GWIRO è un'avventura horror psicologico in prima persona sviluppata per PC. L'esperienza attinge a fantasmi e folklore coreani e a un sogno personale dello sviluppatore, mettendo il giocatore nei panni di un protagonista che si unisce agli amici in una pensione isolata, dove un incidente imprevisto trasforma l'ambiente in un luogo sconosciuto e inquietante.
Gameplay
Il gioco si svolge interamente in prima persona, con un'enfasi sull'esplorazione guidata dalla storia e dall'atmosfera. Per muoversi tra le varie aree è necessario evitare le minacce e interagire con l'ambiente circostante. Gli incontri con i fantasmi, diversi per aspetto e comportamento, creano sezioni distinte in cui gli elementi horror si adattano al contesto e alle circostanze. La sopravvivenza si basa sulla gestione di inseguimenti tesi che richiedono reazioni rapide e sequenze QTE integrate nel flusso degli eventi. Il ciclo di gioco ruota attorno al superamento di queste prove e alla scoperta di dettagli sulla situazione del protagonista.
L'atmosfera è costruita attraverso ambientazioni e dettagli visivi ispirati alla Corea, che rafforzano l'influenza del folklore. L'esplorazione invita a osservare con attenzione spazi sconosciuti, mentre le minacce emergono in modi direttamente legati agli incontri con i fantasmi. Il design punta sul movimento in avanti piuttosto che su un errare libero, in modo che ogni sezione contribuisca alla progressione narrativa complessiva.
Modalità di gioco
GWIRO è un titolo single-player privo di componenti multiplayer. La struttura si basa su un percorso narrativo continuo, diviso in sezioni horror centrate su singoli fantasmi. Ogni sezione presenta sfide e pericoli ambientali unici, affrontabili tramite elusione, interazioni basate sul tempismo e scelte guidate dalla storia. Non esistono modalità separate come il competitivo, il cooperativo o varianti survival oltre all'esperienza principale.
La progressione segue il percorso del protagonista dalla pensione iniziale verso zone sempre più disorientanti. Il formato single-player permette all'atmosfera e agli incontri con i fantasmi di svilupparsi senza interruzioni esterne, mantenendo una tensione costante lungo tutta la sequenza di eventi.
Storia e atmosfera
La narrazione segue il protagonista dopo che un incidente interrompe l'uscita di gruppo, conducendolo in un luogo strano popolato da elementi soprannaturali. I giocatori ricostruiscono gli eventi attraverso l'esplorazione e gli incontri, senza ricorrere a esposizioni dirette. I fantasmi e il folklore coreani definiscono le minacce, conferendo a ciascun fantasma caratteristiche distintive che influenzano le reazioni del giocatore nelle diverse situazioni.

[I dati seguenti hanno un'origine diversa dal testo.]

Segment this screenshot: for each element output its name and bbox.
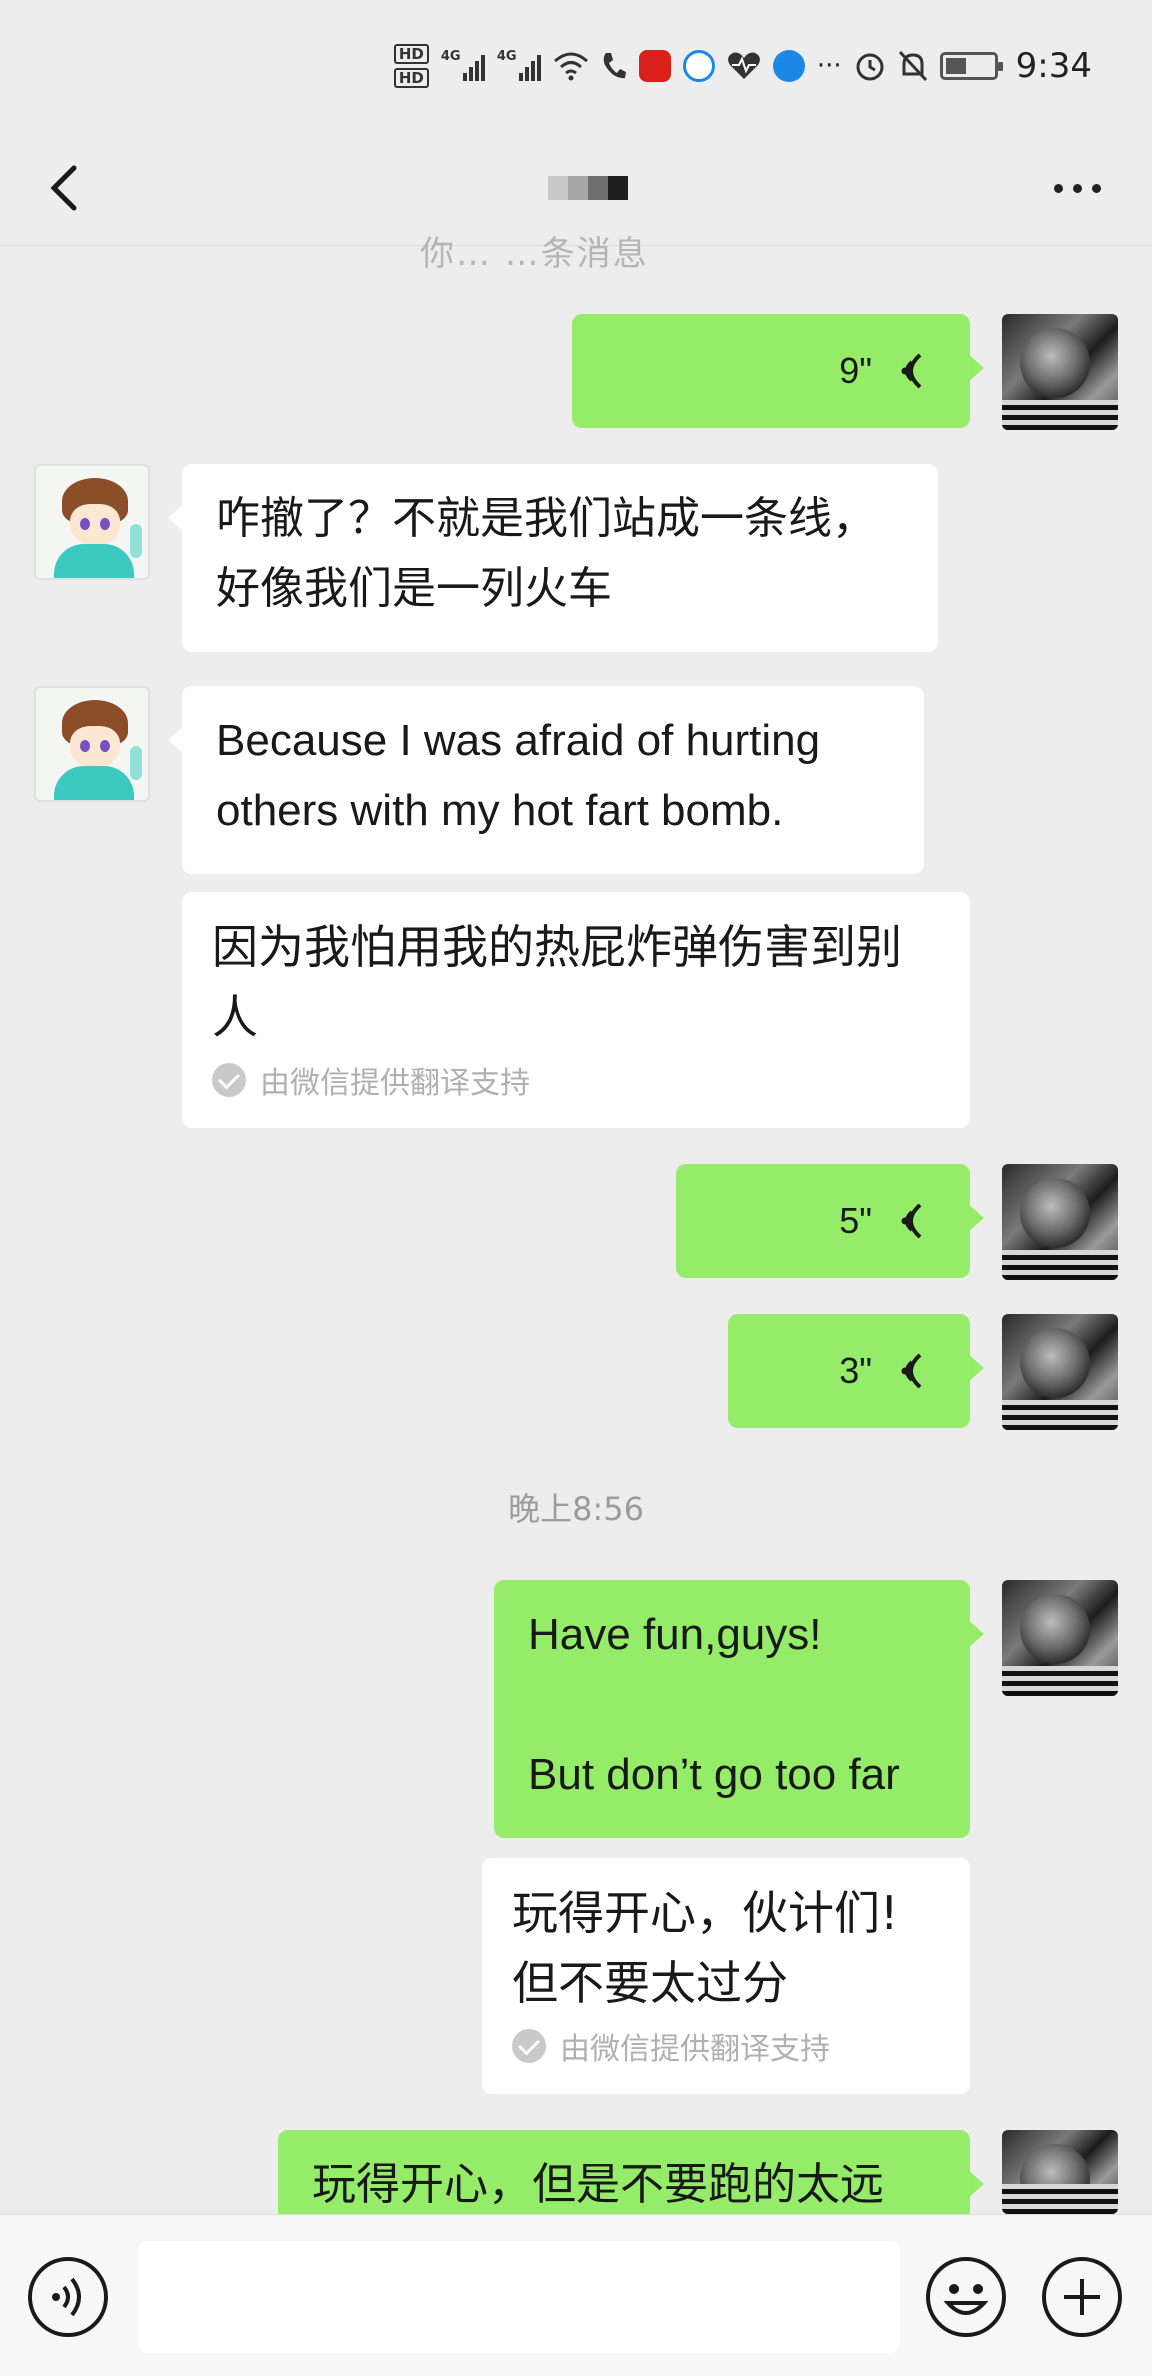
message-bubble[interactable]: 咋撤了？不就是我们站成一条线， 好像我们是一列火车 <box>168 464 938 652</box>
network-type-label: 4G <box>440 49 461 64</box>
translation-text: 人 <box>212 990 258 1044</box>
more-dots-icon[interactable] <box>1042 160 1112 216</box>
my-avatar[interactable] <box>1002 1314 1118 1430</box>
my-avatar[interactable] <box>1002 2130 1118 2214</box>
voice-duration: 3" <box>839 1350 872 1391</box>
voice-message[interactable]: 3" <box>728 1314 984 1428</box>
message-bubble[interactable]: Have fun,guys! But don’t go too far <box>494 1580 984 1838</box>
app-notification-icon <box>638 50 671 82</box>
message-text: 玩得开心，但是不要跑的太远 <box>312 2159 884 2210</box>
check-circle-icon <box>512 2029 546 2063</box>
browser-icon <box>682 50 715 82</box>
hd-badge-1: HD <box>393 44 429 64</box>
translation-text: 玩得开心，伙计们! <box>512 1886 899 1940</box>
message-input[interactable] <box>138 2241 900 2353</box>
translation-credit-text: 由微信提供翻译支持 <box>260 1066 530 1101</box>
time-separator: 晚上8:56 <box>508 1490 644 1528</box>
message-text: Because I was afraid of hurting <box>216 716 821 765</box>
unread-messages-hint[interactable]: 你… …条消息 <box>420 226 649 275</box>
network-type-label: 4G <box>496 49 517 64</box>
voice-duration: 5" <box>839 1200 872 1241</box>
friend-avatar[interactable] <box>34 686 150 802</box>
message-text: others with my hot fart bomb. <box>216 786 784 835</box>
more-notifications-icon: ··· <box>816 51 842 81</box>
translation-credit: 由微信提供翻译支持 <box>512 2024 940 2068</box>
voice-duration: 9" <box>839 350 872 391</box>
phone-icon <box>603 53 626 79</box>
translation-credit: 由微信提供翻译支持 <box>212 1058 940 1102</box>
chevron-left-icon[interactable] <box>36 150 96 222</box>
signal-icon: 4G <box>496 49 541 81</box>
translation-text: 但不要太过分 <box>512 1956 788 2010</box>
friend-avatar[interactable] <box>34 464 150 580</box>
my-avatar[interactable] <box>1002 314 1118 430</box>
translation-card[interactable]: 玩得开心，伙计们! 但不要太过分 由微信提供翻译支持 <box>482 1858 970 2094</box>
message-text: But don’t go too far <box>528 1750 900 1799</box>
voice-input-icon[interactable] <box>28 2257 108 2337</box>
translation-card[interactable]: 因为我怕用我的热屁炸弹伤害到别 人 由微信提供翻译支持 <box>182 892 970 1128</box>
battery-icon <box>939 52 1003 80</box>
message-bubble[interactable]: Because I was afraid of hurting others w… <box>168 686 924 874</box>
health-icon <box>727 52 760 79</box>
my-avatar[interactable] <box>1002 1164 1118 1280</box>
hd-indicator: HD HD <box>393 44 429 88</box>
chat-title-redacted <box>548 176 628 200</box>
emoji-icon[interactable] <box>926 2257 1006 2337</box>
app-icon <box>772 50 805 82</box>
my-avatar[interactable] <box>1002 1580 1118 1696</box>
alarm-icon <box>856 53 884 81</box>
status-bar: HD HD 4G 4G ··· 9:34 <box>0 0 1152 130</box>
clock: 9:34 <box>1015 46 1092 86</box>
input-bar <box>0 2214 1152 2376</box>
hd-badge-2: HD <box>393 68 429 88</box>
voice-message[interactable]: 5" <box>676 1164 984 1278</box>
plus-icon[interactable] <box>1042 2257 1122 2337</box>
message-text: Have fun,guys! <box>528 1610 822 1659</box>
voice-message[interactable]: 9" <box>572 314 984 428</box>
message-text <box>528 1670 936 1740</box>
wifi-icon <box>553 52 588 81</box>
signal-icon: 4G <box>440 49 485 81</box>
translation-credit-text: 由微信提供翻译支持 <box>560 2032 830 2067</box>
message-text: 好像我们是一列火车 <box>216 563 612 614</box>
translation-text: 因为我怕用我的热屁炸弹伤害到别 <box>212 920 902 974</box>
voice-wave-icon <box>901 1353 922 1389</box>
message-text: 咋撤了？不就是我们站成一条线， <box>216 493 876 544</box>
mute-icon <box>898 50 927 82</box>
voice-wave-icon <box>901 1203 922 1239</box>
check-circle-icon <box>212 1063 246 1097</box>
voice-wave-icon <box>901 353 922 389</box>
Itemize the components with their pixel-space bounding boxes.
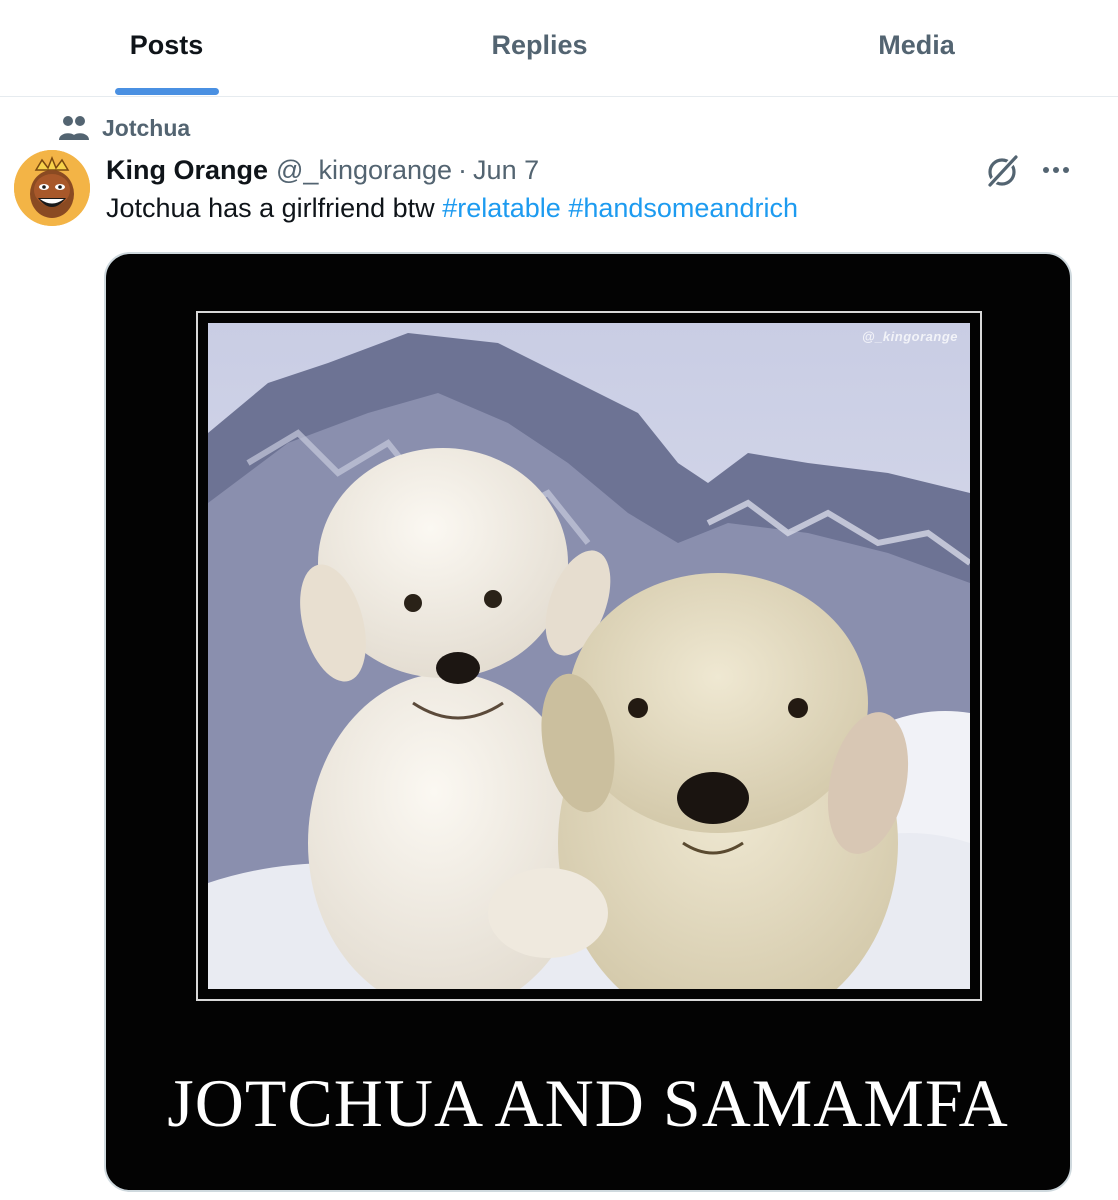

I dettagli atmosferici attingono a temi e ambientazioni coreane per creare un senso di inquietudine che varia a seconda dell'area. Elementi visivi e ambientali supportano il tono horror psicologico senza ricorrere a gore eccessivo, puntando invece sulla natura inquietante dei fantasmi e degli spazi che abitano. La storia rimane focalizzata sull'esperienza personale del protagonista per tutto il viaggio.
Vale la pena giocarci?
GWIRO si rivolge a chi apprezza le avventure horror psicologico in prima persona che privilegiano atmosfera e storia rispetto al combattimento intenso. La combinazione di esplorazione, inseguimenti e QTE è pensata per chi si trova a proprio agio con la tensione generata dall'elusione e da decisioni rapide, piuttosto che dalla gestione di risorse o sistemi di combattimento. Come titolo indie su PC, attira gli appassionati di horror ispirato al folklore che integra elementi culturali specifici della tradizione coreana.
Il gioco è ancora in fase di lancio imminente e non esiste al momento una versione disponibile per il gioco o le recensioni. L'attenzione al single-player e l'assenza di modalità aggiuntive garantiscono un'esperienza compatta modellata interamente sulla visione dello sviluppatore. Chi è interessato a un horror psicologico con incontri con fantasmi e progressione narrativa potrebbe trovarlo in linea con le proprie preferenze al momento dell'uscita, soprattutto se apprezza una direzione horror differenziata a seconda delle location.